From cost centre to profit centre

But rather than simply looking at the cost of support, consider how support can actually be a positive force on revenue. Here’s just three ways you can use customer support to grow your business.

Support to convert

If you provide support to customers on free trials you need to think about what’s a sales cost and what’s actually customer support. If you are supporting free users to convert them to paying customers then it’s a sales cost. If someone is on a trial of a $25,000 a month plan and they have a question three days in, is that actually COGS or is it a sales cost? It’s sales because if the potential customer doesn’t get what they want they are not going to buy the product. It’s not COGS because you haven’t actually sold a good yet.

Support to preserve

The number one reason customers quit is when they believe a company no longer cares about them.

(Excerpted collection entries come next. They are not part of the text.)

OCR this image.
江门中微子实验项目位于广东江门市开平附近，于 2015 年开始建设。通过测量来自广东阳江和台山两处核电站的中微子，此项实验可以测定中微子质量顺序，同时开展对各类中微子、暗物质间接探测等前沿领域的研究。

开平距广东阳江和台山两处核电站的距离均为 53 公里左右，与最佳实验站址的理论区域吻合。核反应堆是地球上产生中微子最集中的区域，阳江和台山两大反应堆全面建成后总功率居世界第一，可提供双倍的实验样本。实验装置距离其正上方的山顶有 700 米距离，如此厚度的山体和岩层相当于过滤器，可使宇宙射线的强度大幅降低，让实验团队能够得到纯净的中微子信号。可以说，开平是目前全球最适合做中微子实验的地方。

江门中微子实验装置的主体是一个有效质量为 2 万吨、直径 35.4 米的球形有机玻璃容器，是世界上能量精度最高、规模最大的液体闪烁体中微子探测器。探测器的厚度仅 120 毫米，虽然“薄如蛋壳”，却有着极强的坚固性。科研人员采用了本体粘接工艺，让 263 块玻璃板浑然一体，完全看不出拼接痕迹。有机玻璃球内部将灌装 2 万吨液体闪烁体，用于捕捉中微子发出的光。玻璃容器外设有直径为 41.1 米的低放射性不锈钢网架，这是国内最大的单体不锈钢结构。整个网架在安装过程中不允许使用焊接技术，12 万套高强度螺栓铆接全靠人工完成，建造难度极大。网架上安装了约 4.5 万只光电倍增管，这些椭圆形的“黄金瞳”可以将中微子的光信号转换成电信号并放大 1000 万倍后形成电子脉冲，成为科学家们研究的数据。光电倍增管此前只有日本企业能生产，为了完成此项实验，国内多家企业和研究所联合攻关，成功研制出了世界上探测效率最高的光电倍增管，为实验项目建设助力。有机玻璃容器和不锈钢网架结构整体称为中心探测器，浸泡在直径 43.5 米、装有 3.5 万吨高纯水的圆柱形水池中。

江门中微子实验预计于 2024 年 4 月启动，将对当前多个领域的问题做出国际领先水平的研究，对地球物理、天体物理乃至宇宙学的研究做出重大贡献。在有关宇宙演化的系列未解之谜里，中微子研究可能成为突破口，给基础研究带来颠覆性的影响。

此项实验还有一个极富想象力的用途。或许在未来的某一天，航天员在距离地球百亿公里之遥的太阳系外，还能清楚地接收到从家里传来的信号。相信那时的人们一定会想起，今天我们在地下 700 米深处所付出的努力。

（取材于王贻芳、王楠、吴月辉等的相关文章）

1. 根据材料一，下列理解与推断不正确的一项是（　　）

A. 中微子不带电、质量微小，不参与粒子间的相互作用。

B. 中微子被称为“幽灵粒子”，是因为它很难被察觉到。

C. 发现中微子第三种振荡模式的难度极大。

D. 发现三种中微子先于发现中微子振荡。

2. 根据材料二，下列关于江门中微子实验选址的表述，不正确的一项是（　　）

Through that lens you can start to think of support as something that turns an 18-month relationship into a three-year relationship and doubles your revenues in the process. Basecamp has customers that have been with it for over a decade, since the product first launched. That’s because they’ve built a great product, but also because they’ve consistently provided great support. Support can increase LTV if it preserves the customer relationship.

Support to distinguish

Great customer support can act as a clear differentiator in your sales and marketing efforts. A good way to think of this is as follows; most car companies see reliability as something they grit their teeth about, Toyota uses it as their number one characteristic. Similarly the financial services company Discover ran a TV advertising campaign that focused on the fact that when you called its support line you would get to talk to a real person.


 

Customer support is usually seen as the black hole in the CEO’s wallet. That adversarial view of customers is on the wane and progressive companies consider a customer-centric culture a core value.

As we’ve seen good customer support isn’t easy. It costs time and money. But putting your customers front and center pays off in the long run – it retains customers, transforms customers into advocates for your business, and delivers a competitive advantage.